El viento sopla en contra, es decir, de B hacia A, y trae consigo el aroma del tabaco de varios sujetos (masas puntuales) que transgreden la prohibición. No se sabe si fuman por gusto o por subversivos, o simplemente hagan parte de un complot orquestado por el terrorismo para provocar una recaída del señorito inglés.
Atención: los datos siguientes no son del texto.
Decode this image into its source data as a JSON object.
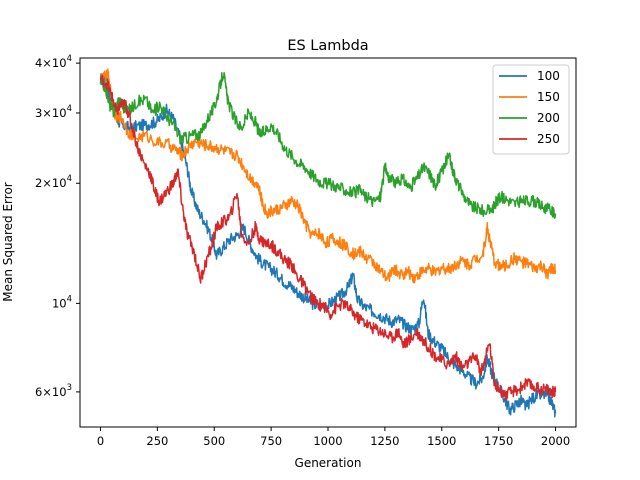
{
  "chart_data": {
    "type": "line",
    "title": "ES Lambda",
    "xlabel": "Generation",
    "ylabel": "Mean Squared Error",
    "xlim": [
      -90,
      2090
    ],
    "ylim": [
      4900,
      41200
    ],
    "yscale": "log",
    "x_ticks": [
      0,
      250,
      500,
      750,
      1000,
      1250,
      1500,
      1750,
      2000
    ],
    "x_tick_labels": [
      "0",
      "250",
      "500",
      "750",
      "1000",
      "1250",
      "1500",
      "1750",
      "2000"
    ],
    "y_ticks": [
      {
        "value": 6000,
        "mantissa": "6",
        "exp": "3"
      },
      {
        "value": 10000,
        "mantissa": "",
        "exp": "4"
      },
      {
        "value": 20000,
        "mantissa": "2",
        "exp": "4"
      },
      {
        "value": 30000,
        "mantissa": "3",
        "exp": "4"
      },
      {
        "value": 40000,
        "mantissa": "4",
        "exp": "4"
      }
    ],
    "grid": false,
    "legend_position": "top-right",
    "series": [
      {
        "name": "100",
        "color": "#1f77b4",
        "points": [
          [
            0,
            36500
          ],
          [
            20,
            36000
          ],
          [
            40,
            33000
          ],
          [
            60,
            31000
          ],
          [
            80,
            28500
          ],
          [
            100,
            28000
          ],
          [
            130,
            27500
          ],
          [
            160,
            27800
          ],
          [
            200,
            28000
          ],
          [
            230,
            28300
          ],
          [
            260,
            29000
          ],
          [
            290,
            30500
          ],
          [
            320,
            29000
          ],
          [
            350,
            26000
          ],
          [
            380,
            22000
          ],
          [
            400,
            19000
          ],
          [
            430,
            17000
          ],
          [
            460,
            16000
          ],
          [
            490,
            14500
          ],
          [
            510,
            13200
          ],
          [
            540,
            13800
          ],
          [
            570,
            14500
          ],
          [
            600,
            14800
          ],
          [
            630,
            15500
          ],
          [
            660,
            14000
          ],
          [
            690,
            13000
          ],
          [
            720,
            12500
          ],
          [
            750,
            12200
          ],
          [
            780,
            11800
          ],
          [
            810,
            11300
          ],
          [
            840,
            11000
          ],
          [
            870,
            10600
          ],
          [
            900,
            10300
          ],
          [
            930,
            10000
          ],
          [
            960,
            9800
          ],
          [
            1000,
            9900
          ],
          [
            1030,
            10200
          ],
          [
            1060,
            10500
          ],
          [
            1090,
            11000
          ],
          [
            1110,
            11800
          ],
          [
            1130,
            10200
          ],
          [
            1160,
            9800
          ],
          [
            1190,
            9600
          ],
          [
            1220,
            9400
          ],
          [
            1250,
            9200
          ],
          [
            1280,
            9000
          ],
          [
            1310,
            9100
          ],
          [
            1340,
            8800
          ],
          [
            1370,
            8600
          ],
          [
            1400,
            8900
          ],
          [
            1420,
            10500
          ],
          [
            1440,
            8400
          ],
          [
            1470,
            8000
          ],
          [
            1500,
            7700
          ],
          [
            1530,
            7300
          ],
          [
            1560,
            7000
          ],
          [
            1590,
            6800
          ],
          [
            1620,
            6500
          ],
          [
            1650,
            6300
          ],
          [
            1680,
            6500
          ],
          [
            1700,
            7300
          ],
          [
            1720,
            6700
          ],
          [
            1750,
            6200
          ],
          [
            1780,
            5700
          ],
          [
            1800,
            5400
          ],
          [
            1830,
            5600
          ],
          [
            1850,
            5700
          ],
          [
            1870,
            5500
          ],
          [
            1900,
            5800
          ],
          [
            1930,
            5900
          ],
          [
            1960,
            5900
          ],
          [
            1980,
            5700
          ],
          [
            2000,
            5300
          ]
        ]
      },
      {
        "name": "150",
        "color": "#ff7f0e",
        "points": [
          [
            0,
            36500
          ],
          [
            20,
            37000
          ],
          [
            35,
            37500
          ],
          [
            50,
            32000
          ],
          [
            70,
            29000
          ],
          [
            90,
            29500
          ],
          [
            120,
            27000
          ],
          [
            150,
            26000
          ],
          [
            200,
            26300
          ],
          [
            250,
            25300
          ],
          [
            300,
            25000
          ],
          [
            340,
            24000
          ],
          [
            360,
            23500
          ],
          [
            390,
            24700
          ],
          [
            420,
            25500
          ],
          [
            450,
            25000
          ],
          [
            480,
            24800
          ],
          [
            510,
            24500
          ],
          [
            540,
            24200
          ],
          [
            570,
            23800
          ],
          [
            600,
            23500
          ],
          [
            630,
            22000
          ],
          [
            660,
            20500
          ],
          [
            690,
            20000
          ],
          [
            710,
            18000
          ],
          [
            730,
            16800
          ],
          [
            750,
            17000
          ],
          [
            780,
            17200
          ],
          [
            810,
            17500
          ],
          [
            840,
            18000
          ],
          [
            870,
            17500
          ],
          [
            900,
            15800
          ],
          [
            930,
            14800
          ],
          [
            960,
            15000
          ],
          [
            990,
            14200
          ],
          [
            1020,
            14500
          ],
          [
            1050,
            14200
          ],
          [
            1080,
            13900
          ],
          [
            1110,
            13300
          ],
          [
            1140,
            13500
          ],
          [
            1170,
            13000
          ],
          [
            1200,
            12700
          ],
          [
            1230,
            12000
          ],
          [
            1260,
            11500
          ],
          [
            1290,
            12200
          ],
          [
            1320,
            11800
          ],
          [
            1350,
            12000
          ],
          [
            1380,
            11600
          ],
          [
            1410,
            12000
          ],
          [
            1440,
            12200
          ],
          [
            1470,
            11900
          ],
          [
            1500,
            12300
          ],
          [
            1530,
            12200
          ],
          [
            1560,
            12500
          ],
          [
            1590,
            12800
          ],
          [
            1620,
            12500
          ],
          [
            1650,
            13000
          ],
          [
            1680,
            13200
          ],
          [
            1700,
            15500
          ],
          [
            1710,
            14500
          ],
          [
            1730,
            12800
          ],
          [
            1760,
            12300
          ],
          [
            1790,
            12500
          ],
          [
            1820,
            13000
          ],
          [
            1850,
            12700
          ],
          [
            1880,
            12500
          ],
          [
            1910,
            12200
          ],
          [
            1940,
            12400
          ],
          [
            1960,
            11800
          ],
          [
            1980,
            12200
          ],
          [
            2000,
            12100
          ]
        ]
      },
      {
        "name": "200",
        "color": "#2ca02c",
        "points": [
          [
            0,
            36000
          ],
          [
            20,
            35000
          ],
          [
            40,
            31500
          ],
          [
            60,
            30000
          ],
          [
            80,
            32500
          ],
          [
            100,
            31000
          ],
          [
            130,
            30500
          ],
          [
            160,
            32000
          ],
          [
            200,
            32500
          ],
          [
            230,
            30000
          ],
          [
            260,
            31500
          ],
          [
            290,
            29500
          ],
          [
            320,
            28000
          ],
          [
            350,
            26000
          ],
          [
            380,
            26000
          ],
          [
            410,
            26500
          ],
          [
            440,
            26500
          ],
          [
            470,
            29000
          ],
          [
            500,
            31000
          ],
          [
            520,
            34000
          ],
          [
            540,
            38000
          ],
          [
            560,
            32000
          ],
          [
            590,
            29000
          ],
          [
            620,
            27500
          ],
          [
            650,
            30000
          ],
          [
            680,
            28500
          ],
          [
            700,
            26500
          ],
          [
            720,
            27000
          ],
          [
            750,
            28000
          ],
          [
            780,
            26500
          ],
          [
            810,
            24500
          ],
          [
            840,
            23500
          ],
          [
            870,
            22500
          ],
          [
            900,
            22000
          ],
          [
            930,
            21000
          ],
          [
            960,
            20300
          ],
          [
            990,
            20000
          ],
          [
            1020,
            19800
          ],
          [
            1050,
            19500
          ],
          [
            1080,
            19200
          ],
          [
            1110,
            18900
          ],
          [
            1140,
            19200
          ],
          [
            1170,
            18400
          ],
          [
            1200,
            18000
          ],
          [
            1230,
            18500
          ],
          [
            1250,
            22000
          ],
          [
            1270,
            20500
          ],
          [
            1300,
            20000
          ],
          [
            1330,
            20500
          ],
          [
            1360,
            19500
          ],
          [
            1390,
            20500
          ],
          [
            1420,
            22000
          ],
          [
            1450,
            21000
          ],
          [
            1470,
            19700
          ],
          [
            1490,
            20800
          ],
          [
            1510,
            22000
          ],
          [
            1530,
            23500
          ],
          [
            1550,
            21500
          ],
          [
            1570,
            20000
          ],
          [
            1600,
            18500
          ],
          [
            1630,
            17500
          ],
          [
            1660,
            17300
          ],
          [
            1690,
            17000
          ],
          [
            1720,
            17200
          ],
          [
            1740,
            18000
          ],
          [
            1760,
            18500
          ],
          [
            1790,
            18200
          ],
          [
            1820,
            17800
          ],
          [
            1850,
            18000
          ],
          [
            1880,
            18100
          ],
          [
            1910,
            18000
          ],
          [
            1940,
            17500
          ],
          [
            1970,
            17200
          ],
          [
            2000,
            16800
          ]
        ]
      },
      {
        "name": "250",
        "color": "#d62728",
        "points": [
          [
            0,
            36500
          ],
          [
            30,
            35500
          ],
          [
            50,
            33000
          ],
          [
            70,
            30000
          ],
          [
            90,
            31500
          ],
          [
            110,
            31500
          ],
          [
            130,
            29000
          ],
          [
            160,
            25000
          ],
          [
            190,
            22500
          ],
          [
            220,
            21000
          ],
          [
            240,
            19000
          ],
          [
            260,
            18000
          ],
          [
            290,
            19000
          ],
          [
            320,
            20000
          ],
          [
            340,
            21500
          ],
          [
            360,
            17500
          ],
          [
            380,
            15000
          ],
          [
            410,
            13500
          ],
          [
            440,
            11500
          ],
          [
            460,
            12500
          ],
          [
            490,
            14000
          ],
          [
            510,
            15500
          ],
          [
            540,
            16000
          ],
          [
            570,
            16500
          ],
          [
            600,
            19000
          ],
          [
            620,
            15000
          ],
          [
            650,
            14000
          ],
          [
            680,
            15500
          ],
          [
            700,
            14500
          ],
          [
            720,
            14200
          ],
          [
            750,
            14000
          ],
          [
            780,
            13500
          ],
          [
            810,
            12800
          ],
          [
            840,
            12500
          ],
          [
            860,
            11800
          ],
          [
            890,
            11200
          ],
          [
            920,
            10500
          ],
          [
            950,
            10000
          ],
          [
            980,
            9900
          ],
          [
            1010,
            9400
          ],
          [
            1040,
            9800
          ],
          [
            1070,
            10000
          ],
          [
            1100,
            9600
          ],
          [
            1130,
            9200
          ],
          [
            1160,
            9000
          ],
          [
            1190,
            8700
          ],
          [
            1220,
            8600
          ],
          [
            1250,
            8400
          ],
          [
            1280,
            8200
          ],
          [
            1310,
            8500
          ],
          [
            1330,
            7900
          ],
          [
            1360,
            8100
          ],
          [
            1390,
            8500
          ],
          [
            1410,
            8200
          ],
          [
            1440,
            7800
          ],
          [
            1470,
            7400
          ],
          [
            1500,
            7200
          ],
          [
            1530,
            7000
          ],
          [
            1560,
            7400
          ],
          [
            1590,
            6900
          ],
          [
            1620,
            7100
          ],
          [
            1650,
            7400
          ],
          [
            1670,
            6700
          ],
          [
            1690,
            7200
          ],
          [
            1710,
            8000
          ],
          [
            1730,
            6400
          ],
          [
            1750,
            6100
          ],
          [
            1780,
            5900
          ],
          [
            1810,
            6000
          ],
          [
            1840,
            6100
          ],
          [
            1870,
            6300
          ],
          [
            1900,
            6200
          ],
          [
            1930,
            6100
          ],
          [
            1960,
            6100
          ],
          [
            1980,
            6000
          ],
          [
            2000,
            6000
          ]
        ]
      }
    ]
  }
}
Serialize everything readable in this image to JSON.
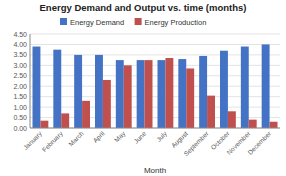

Manuel, así se llama, mide casi dos metros y proyecta una sombra en el piso con una luz incidente a treinta y ocho grados sobre su cabeza. Su cuerpo entero es el cateto opuesto al ángulo de su sombra con el piso, pero no se mide en radianes por aquello de la terquedad propia de los ciudadanos del imperio británico.
Cuando ya no soporta el ardor en las piernas saca las manos de los bolsillos del pantalón y las mete en la chaqueta, como si hiciera mucho frio, a pesar del fenómeno del niño que le trae el aroma del viento. Marlboro, tal vez Lucky Strike. No, es Lucky con absoluta certeza y en un giro de tiempo, imposible para la mecánica clásica, se ve a sí mismo aprendiendo a no ahogarse con las primeras caladas de un pucho que marea.
El último día en el colegio, antes de graduarse, y los gañanes del grupo, fumadores todos. Grandes, hombres, masculinos, pese a sus 17 recién cumplidos. De alguna manera hay que crecer, pensaba, y aspiró el Lucky recién encendido. Recuerda que vomitó hasta la última gota de vida y regresa hasta su ruta entre A y B (un poco más cerca de B). Pero es un regreso intangible porque siempre, o por lo menos todo este rato, estuvo moviéndose para llegar.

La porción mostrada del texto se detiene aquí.